Table 3. Link prediction results on WN18RR, FB15k-237 and UMLS datasets.
Table 4. Relation prediction results on FB15k dataset.

Link Prediction. Link prediction task predicts the head entity given the relation and tail entity, or predicts the tail entity given the relation and head entity. We following the protocol of [19] that only report results under the filtered setting [3] which removes all corrupted triples appeared in training data and testing data before getting the ranking lists. We use two common metric Mean Rank (MR) and Hit@10 to evaluate the performance of models. A lower MR is better while a higher Hits@10 is better.

Table 3 represents link prediction performance of various models. We take the results of baseline models from the original papers. We observe that BERT-based methods get lower MR than other baseline models. It because pre-trained BERT can capture the semantic relatedness of entity and relation sentences to avoid very high ranks. BERT has not learned the knowledge graph structural information between entities, so BERT-based methods not achieve higher Hit@10 than some state-of-the-art models. The knowledge-infused BERT injects entity knowledge into the language model to better learn the relationship between entities during the pre-training, therefore, our framework get higher Hit@10 than KG-BERT. Without the relation classification task added in the pre-training, our framework has lower performance than KG-BERT due to the lack of learned relationship between entities and the loss of some semantic information.

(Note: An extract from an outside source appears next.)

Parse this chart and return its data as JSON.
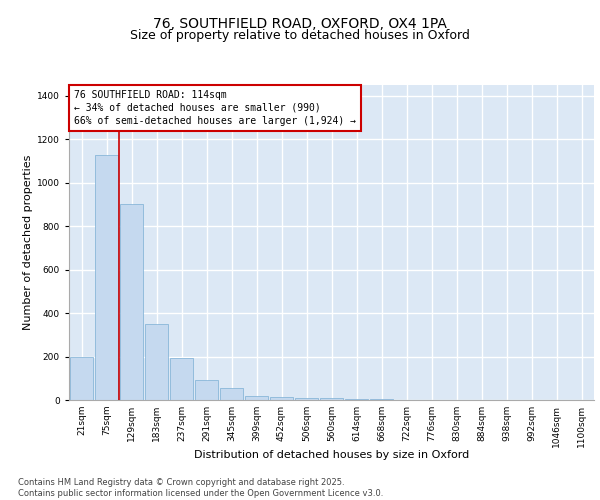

Relation Prediction. Relation prediction task is to predict relation given the head and the tail entities. The procedure is similar to link prediction and we evaluate the models using MR and Hits@1 with filtered setting. Table 4 shows the results of relation prediction task on FB15K. We note that our framework also shows promising results and achieves the highest Hits@1 so far. The relation prediction task is analogous to sentence pair classification in BERT fine-tuning and can also benefit from BERT pre-training. Knowledge-infused BERT not only learns the semantic representation of entities, but also the knowledge representation between entities, so we get better results than KG-BERT.

5 Conclusion

In this paper, we presented a novel method for KG completion, and outperforming existing methods on multiple benchmark datasets. Our method use knowledge-infused pre-trained language model and turn the triples in the KG into token sequences. Then transform the KG completion task into sentence classification. The experiments demonstrate that our method outperforms state-of-the-art results on several benchmark datasets. In the future, it is promising to exploit incorporate more KG structured information, and inject factual knowledge to compute the plausible of the triples without re-training.